Pepperwood

Scientific name

Cinnamomum laubatii formerly C. tamala. Family: Lauraceae.

Local name

Brown beech.

Description and natural occurrence

A medium-sized hardwood, pepperwood grows to a height of 35 m with a spread of 6 m. The bole is straight and somewhat buttressed, with reddish-brown or light brown bark occasionally scaly on larger trees.

Pepperwood is a native of the tropical rainforests of North Queensland where it occurs from Mackay to Atherton.

Wood appearance

Colour. Heartwood is very pale pink, pink-brown or straw to golden brown. Sapwood is pale to light brown and not easily distinguishable from the heartwood.

Grain. Usually very straight grained.

Wood properties

Density. 480 kg/m3 at 12% moisture content; approximately 2.1 m3 of seasoned sawn timber per tonne.

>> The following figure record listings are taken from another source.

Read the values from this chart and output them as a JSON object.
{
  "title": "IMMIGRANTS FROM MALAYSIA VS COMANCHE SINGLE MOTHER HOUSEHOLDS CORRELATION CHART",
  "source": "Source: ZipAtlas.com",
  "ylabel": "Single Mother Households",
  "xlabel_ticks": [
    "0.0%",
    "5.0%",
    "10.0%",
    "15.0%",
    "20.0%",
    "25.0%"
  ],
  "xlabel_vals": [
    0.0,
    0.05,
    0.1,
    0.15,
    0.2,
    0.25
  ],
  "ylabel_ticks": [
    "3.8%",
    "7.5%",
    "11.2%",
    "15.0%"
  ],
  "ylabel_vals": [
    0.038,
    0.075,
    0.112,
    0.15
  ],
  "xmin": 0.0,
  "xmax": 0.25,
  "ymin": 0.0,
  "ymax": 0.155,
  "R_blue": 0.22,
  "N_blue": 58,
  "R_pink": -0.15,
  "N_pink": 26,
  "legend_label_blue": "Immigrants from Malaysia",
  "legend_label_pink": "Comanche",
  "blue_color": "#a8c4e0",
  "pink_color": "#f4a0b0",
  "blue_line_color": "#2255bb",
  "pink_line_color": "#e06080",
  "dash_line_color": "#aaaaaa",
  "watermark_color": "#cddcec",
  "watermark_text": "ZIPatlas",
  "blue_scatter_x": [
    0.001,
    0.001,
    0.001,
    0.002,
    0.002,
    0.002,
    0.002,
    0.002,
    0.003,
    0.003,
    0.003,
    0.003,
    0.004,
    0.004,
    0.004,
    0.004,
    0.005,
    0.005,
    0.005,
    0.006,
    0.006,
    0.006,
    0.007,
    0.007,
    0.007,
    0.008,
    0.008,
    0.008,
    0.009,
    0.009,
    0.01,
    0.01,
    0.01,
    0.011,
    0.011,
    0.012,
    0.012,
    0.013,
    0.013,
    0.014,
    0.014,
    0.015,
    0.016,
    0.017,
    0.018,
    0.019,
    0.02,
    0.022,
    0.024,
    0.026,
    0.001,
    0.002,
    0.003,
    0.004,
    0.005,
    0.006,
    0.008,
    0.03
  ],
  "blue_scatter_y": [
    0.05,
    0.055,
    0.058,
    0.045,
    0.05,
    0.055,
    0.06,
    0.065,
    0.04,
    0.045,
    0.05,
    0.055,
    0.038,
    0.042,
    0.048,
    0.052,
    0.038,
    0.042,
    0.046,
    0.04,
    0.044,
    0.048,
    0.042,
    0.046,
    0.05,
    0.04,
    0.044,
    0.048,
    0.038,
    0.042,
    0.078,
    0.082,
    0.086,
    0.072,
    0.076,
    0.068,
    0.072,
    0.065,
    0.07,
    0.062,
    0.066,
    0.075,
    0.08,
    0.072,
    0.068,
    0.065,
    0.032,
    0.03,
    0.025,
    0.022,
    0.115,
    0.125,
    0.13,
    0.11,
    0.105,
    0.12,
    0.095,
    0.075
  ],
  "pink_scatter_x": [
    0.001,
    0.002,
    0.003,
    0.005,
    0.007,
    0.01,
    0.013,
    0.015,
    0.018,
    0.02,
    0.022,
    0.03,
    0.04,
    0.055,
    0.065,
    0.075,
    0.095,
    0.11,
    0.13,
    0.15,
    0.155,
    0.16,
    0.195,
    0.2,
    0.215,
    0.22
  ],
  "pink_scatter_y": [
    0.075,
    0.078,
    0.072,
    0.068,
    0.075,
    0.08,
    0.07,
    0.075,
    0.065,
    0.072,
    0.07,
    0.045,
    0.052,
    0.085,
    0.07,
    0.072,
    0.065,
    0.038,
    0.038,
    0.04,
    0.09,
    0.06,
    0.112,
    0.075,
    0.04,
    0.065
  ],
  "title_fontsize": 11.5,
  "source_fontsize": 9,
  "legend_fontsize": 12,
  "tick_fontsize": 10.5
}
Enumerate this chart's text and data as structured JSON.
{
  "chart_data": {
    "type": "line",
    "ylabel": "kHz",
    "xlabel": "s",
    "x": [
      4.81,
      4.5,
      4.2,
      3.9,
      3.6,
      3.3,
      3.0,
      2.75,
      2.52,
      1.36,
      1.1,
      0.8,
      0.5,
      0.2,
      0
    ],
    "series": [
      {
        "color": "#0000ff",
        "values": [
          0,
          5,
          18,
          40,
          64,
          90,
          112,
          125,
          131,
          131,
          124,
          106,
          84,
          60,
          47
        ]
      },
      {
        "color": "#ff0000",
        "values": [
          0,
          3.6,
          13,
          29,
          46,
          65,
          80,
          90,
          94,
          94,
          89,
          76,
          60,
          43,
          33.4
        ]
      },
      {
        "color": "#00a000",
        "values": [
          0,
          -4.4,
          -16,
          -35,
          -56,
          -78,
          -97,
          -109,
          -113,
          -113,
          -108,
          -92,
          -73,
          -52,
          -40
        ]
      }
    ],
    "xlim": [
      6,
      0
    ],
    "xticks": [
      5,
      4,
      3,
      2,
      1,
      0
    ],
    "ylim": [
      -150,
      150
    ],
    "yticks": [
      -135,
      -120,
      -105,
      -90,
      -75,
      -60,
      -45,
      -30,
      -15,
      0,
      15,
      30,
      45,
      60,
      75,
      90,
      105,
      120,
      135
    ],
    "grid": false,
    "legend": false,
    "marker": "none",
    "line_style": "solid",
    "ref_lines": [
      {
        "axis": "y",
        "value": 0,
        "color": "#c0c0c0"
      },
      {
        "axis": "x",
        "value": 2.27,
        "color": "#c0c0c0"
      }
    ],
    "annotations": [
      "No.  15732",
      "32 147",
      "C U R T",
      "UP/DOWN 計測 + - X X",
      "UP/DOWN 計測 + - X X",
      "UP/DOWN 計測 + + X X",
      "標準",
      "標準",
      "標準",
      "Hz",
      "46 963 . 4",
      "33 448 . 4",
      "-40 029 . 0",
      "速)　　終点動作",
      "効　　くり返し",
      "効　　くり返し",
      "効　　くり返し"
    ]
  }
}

Strength groups. (S7) unseasoned; (SD8) seasoned.

Stress grades. F4, F5, F7, (unseasoned), F4, F5, F7, F8 (seasoned), when visually stress graded in accordance with AS 2082:2000, Timber - hardwood - visually stress-graded for structural purposes.

Joint groups. SD4 seasoned.

Shrinkage to 12% MC. 5.1% (tangential); 2.0% (radial).

Unit shrinkage. 0.28% (tangential). This value applies to timber reconditioned after seasoning.

Durability above-ground. Class 4 - life expectancy less than 7 years.

Durability in-ground. Class 4 - life expectancy less than 5 years.

Lyctine susceptibility. Untreated sapwood susceptible to lyctid borer attack.

Termite resistance. Not resistant.

Preservation. Sapwood accepts preservative impregnation.

Seasoning. Seasons well with conventional air and kiln methods.

Hardness. Very soft (rated 6 on a 6 class scale) in relation to indentation and ease of working with hand tools.

Machining. Easy to work due to its softness; excellent carving timber.

Fixing. Holds nails and screws well.

Gluing. Glues well.

Finishing. Paints, stains, and polishes well.

Uses

Construction. Plywood, internal covered flooring.

Decorative. Panelling, cupboard fittings and mouldings, carving, stained and polished furniture.

Others. Boat planking, light spars and oars, brush stocks, fishing reels, toys, crates and cases.

Identification features

General characteristics

Sapwood. Light brown.

Heartwood. Pink-brown to yellow-brown.

Texture. Medium and uniform, straight grain.

Wood structure

Vessels. Solitary, and short radial multiples up to 3 cells, uniform diffuse distribution, visible without a lens. Vessel lines prominent on dressed surfaces.

Parenchyma. Not visible at low magnification.

Rays. Fine, visible with 10X lens. Ray fleck prominent without magnification on radial surfaces.

Other features

Burning splinter test. A match size splinter burns to a filament of black ash.

Odour. Freshly cut wood has a slight spicy aroma.

Further reading

Boland, DJ, Brooker, MIH, Chippendale, GM, Hall, N, Hyland, BPM, Johnston, RD, Kleinig, DA and Turner, JD 2006, 'Forest trees of Australia', 5th edn, CSIRO Publishing, Collingwood Australia.

Bootle, K 2005, 'Wood in Australia: types, properties and uses', 2nd edn, McGraw-Hill, Sydney.

Hopewell, G (ed.) 2006, 'Construction timbers in Queensland: properties and specifications for satisfactory performance of construction timbers in Queensland, Class 1 and Class 10 buildings', books 1 and 2, Department of Primary Industries and Fisheries, Brisbane.

Ilic, J 1991, 'CSIRO atlas of hardwoods', Crawford House Press, Bathurst, Australia.

Standards Australia, 2000, 'AS 2082-2000: Timber - hardwood - visually stress-graded for structural purposes', Standards Australia.